La stratégie visant au retour du "Chinois", surnom populaire de
Fujimori au Pérou, s'est accélérée avec le lancement,
en juillet 2003, du parti Sí Cumple. Il rassemble fujimoristes convaincus
et des déçus de Perú Posible (Pérou possible),
la formation de l'actuel président de centre droit Alejandro Toledo.

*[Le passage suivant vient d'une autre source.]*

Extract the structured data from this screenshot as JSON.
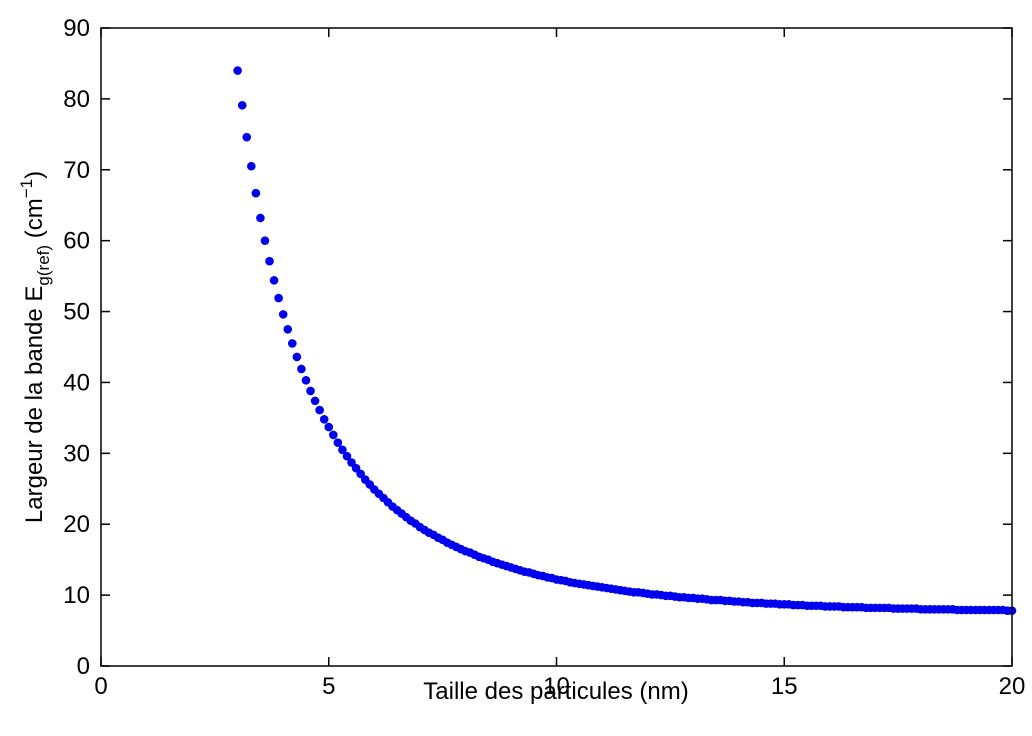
{
  "chart_data": {
    "type": "scatter",
    "xlabel": "Taille des particules (nm)",
    "ylabel": {
      "main": "Largeur de la bande E",
      "subscript": "g(ref)",
      "unit_open": " (cm",
      "superscript": "−1",
      "unit_close": ")"
    },
    "xlim": [
      0,
      20
    ],
    "ylim": [
      0,
      90
    ],
    "xticks": [
      0,
      5,
      10,
      15,
      20
    ],
    "yticks": [
      0,
      10,
      20,
      30,
      40,
      50,
      60,
      70,
      80,
      90
    ],
    "grid": false,
    "legend": "none",
    "marker_color": "#0000ee",
    "series": [
      {
        "x_start": 3.0,
        "x_end": 20.0,
        "x_step": 0.1,
        "x": [
          3.0,
          3.1,
          3.2,
          3.3,
          3.4,
          3.5,
          3.6,
          3.7,
          3.8,
          3.9,
          4.0,
          4.1,
          4.2,
          4.3,
          4.4,
          4.5,
          4.6,
          4.7,
          4.8,
          4.9,
          5.0,
          5.1,
          5.2,
          5.3,
          5.4,
          5.5,
          5.6,
          5.7,
          5.8,
          5.9,
          6.0,
          6.1,
          6.2,
          6.3,
          6.4,
          6.5,
          6.6,
          6.7,
          6.8,
          6.9,
          7.0,
          7.1,
          7.2,
          7.3,
          7.4,
          7.5,
          7.6,
          7.7,
          7.8,
          7.9,
          8.0,
          8.1,
          8.2,
          8.3,
          8.4,
          8.5,
          8.6,
          8.7,
          8.8,
          8.9,
          9.0,
          9.1,
          9.2,
          9.3,
          9.4,
          9.5,
          9.6,
          9.7,
          9.8,
          9.9,
          10.0,
          10.1,
          10.2,
          10.3,
          10.4,
          10.5,
          10.6,
          10.7,
          10.8,
          10.9,
          11.0,
          11.1,
          11.2,
          11.3,
          11.4,
          11.5,
          11.6,
          11.7,
          11.8,
          11.9,
          12.0,
          12.1,
          12.2,
          12.3,
          12.4,
          12.5,
          12.6,
          12.7,
          12.8,
          12.9,
          13.0,
          13.1,
          13.2,
          13.3,
          13.4,
          13.5,
          13.6,
          13.7,
          13.8,
          13.9,
          14.0,
          14.1,
          14.2,
          14.3,
          14.4,
          14.5,
          14.6,
          14.7,
          14.8,
          14.9,
          15.0,
          15.1,
          15.2,
          15.3,
          15.4,
          15.5,
          15.6,
          15.7,
          15.8,
          15.9,
          16.0,
          16.1,
          16.2,
          16.3,
          16.4,
          16.5,
          16.6,
          16.7,
          16.8,
          16.9,
          17.0,
          17.1,
          17.2,
          17.3,
          17.4,
          17.5,
          17.6,
          17.7,
          17.8,
          17.9,
          18.0,
          18.1,
          18.2,
          18.3,
          18.4,
          18.5,
          18.6,
          18.7,
          18.8,
          18.9,
          19.0,
          19.1,
          19.2,
          19.3,
          19.4,
          19.5,
          19.6,
          19.7,
          19.8,
          19.9,
          20.0
        ],
        "y": [
          84.0,
          79.1,
          74.6,
          70.5,
          66.7,
          63.2,
          60.0,
          57.1,
          54.4,
          51.9,
          49.6,
          47.5,
          45.5,
          43.6,
          41.9,
          40.3,
          38.8,
          37.4,
          36.1,
          34.8,
          33.7,
          32.6,
          31.5,
          30.5,
          29.6,
          28.7,
          27.9,
          27.1,
          26.3,
          25.6,
          24.9,
          24.3,
          23.7,
          23.1,
          22.5,
          22.0,
          21.5,
          21.0,
          20.5,
          20.1,
          19.6,
          19.2,
          18.8,
          18.5,
          18.1,
          17.8,
          17.4,
          17.1,
          16.8,
          16.5,
          16.2,
          16.0,
          15.7,
          15.4,
          15.2,
          15.0,
          14.7,
          14.5,
          14.3,
          14.1,
          13.9,
          13.7,
          13.5,
          13.3,
          13.2,
          13.0,
          12.8,
          12.7,
          12.5,
          12.4,
          12.2,
          12.1,
          12.0,
          11.8,
          11.7,
          11.6,
          11.5,
          11.4,
          11.3,
          11.2,
          11.1,
          11.0,
          10.9,
          10.8,
          10.7,
          10.6,
          10.5,
          10.4,
          10.4,
          10.3,
          10.2,
          10.1,
          10.1,
          10.0,
          9.9,
          9.9,
          9.8,
          9.7,
          9.7,
          9.6,
          9.6,
          9.5,
          9.5,
          9.4,
          9.3,
          9.3,
          9.3,
          9.2,
          9.2,
          9.1,
          9.1,
          9.0,
          9.0,
          8.9,
          8.9,
          8.9,
          8.8,
          8.8,
          8.8,
          8.7,
          8.7,
          8.7,
          8.6,
          8.6,
          8.6,
          8.5,
          8.5,
          8.5,
          8.5,
          8.4,
          8.4,
          8.4,
          8.4,
          8.3,
          8.3,
          8.3,
          8.3,
          8.3,
          8.2,
          8.2,
          8.2,
          8.2,
          8.2,
          8.2,
          8.1,
          8.1,
          8.1,
          8.1,
          8.1,
          8.1,
          8.0,
          8.0,
          8.0,
          8.0,
          8.0,
          8.0,
          8.0,
          8.0,
          7.9,
          7.9,
          7.9,
          7.9,
          7.9,
          7.9,
          7.9,
          7.9,
          7.9,
          7.9,
          7.9,
          7.8,
          7.8
        ]
      }
    ]
  }
}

Très active, l'équipe fujimoriste distribue à Lima
communiqués de presse, photographies et vidéos. Concoctée
à Tokyo, l'émission radiophonique "La hora del chino" (L'heure
du Chinois) est diffusée par des stations locales dans 20 des 24 départements
du Pérou. Le site Internet de Fujimori offre en espagnol,
en anglais et en japonais la pensée politique de l'ex-président
et ses déclarations d'innocence face aux charges portées contre
lui.
Alberto Fujimori est notamment accusé d'être le coauteur intellectuel
de 25 assassinats perpétrés lors de deux tueries successives,
en 1991 et 1992 à Lima, par le Grupo Colina, un escadron de la mort
composé de 35 militaires protégés par le pouvoir. Les
victimes, dont neuf étudiants et un professeur de l'Université
La Cantuta, étaient soupçonnées d'appartenir au groupe
terroriste maoïste Sendero Luminoso (Sentier lumineux).
Pour la prochaine élection présidentielle,
le dernier sondage national réalisé par la société
Datum octroie à Alberto Fujimori 20% des intentions de vote,
à égalité avec l'une des favorites, Lourdes Flores, candidate des conservateurs
de l'Unidad Nacional (Unité nationale).
Populiste autoritaire, Alberto Fujimori a été considéré
par les Nations unies comme l'un des dix dirigeants les plus corrompus
de la planète. En 2000, sa déchéance débuta
par la diffusion d'une vidéo montrant Vladimiro Montesinos, chef
des services secrets fujimoristes, corrompre un parlementaire avec des liasses
de billets de banque. La multiplication de telles "vladividéos" scella
la chute de Fujimori et son exil au Japon.
Que pareils antécédents ne l'empêchent pas de caracoler
aujourd'hui dans le haut des sondages donne la mesure de l'effondrement
de la popularité, inférieure à 10%, du président
Toledo, successeur de Fujimori à la tête de l'Etat.
Bousculé par des crises ministérielles à répétition,
des vagues de grèves, des jacqueries ethniques, la résurgence
de la guérilla maoïste du Sentier lumineux et par des accusations
de corruption et de falsification de signatures pour permettre en 1998 la
légalisation de son parti País Posible (devenu Perú Posible),
Alejandro Toledo voit, comme Fujimori en 2000, sa crédibilité
battue en brèche.
C'est probablement sur cette déliquescence de l'autorité
présidentielle que mise l'ex-président pour tenter son retour.
Invoquant diverses irrégularités supposées, César
Nakasaki, avocat de Fujimori, réclame l'annulation des procès
ouverts contre lui. Le climat délétère
dans lequel baigne la politique péruvienne risque-t-il de contaminer
la justice et de faire changer de camp la légalité?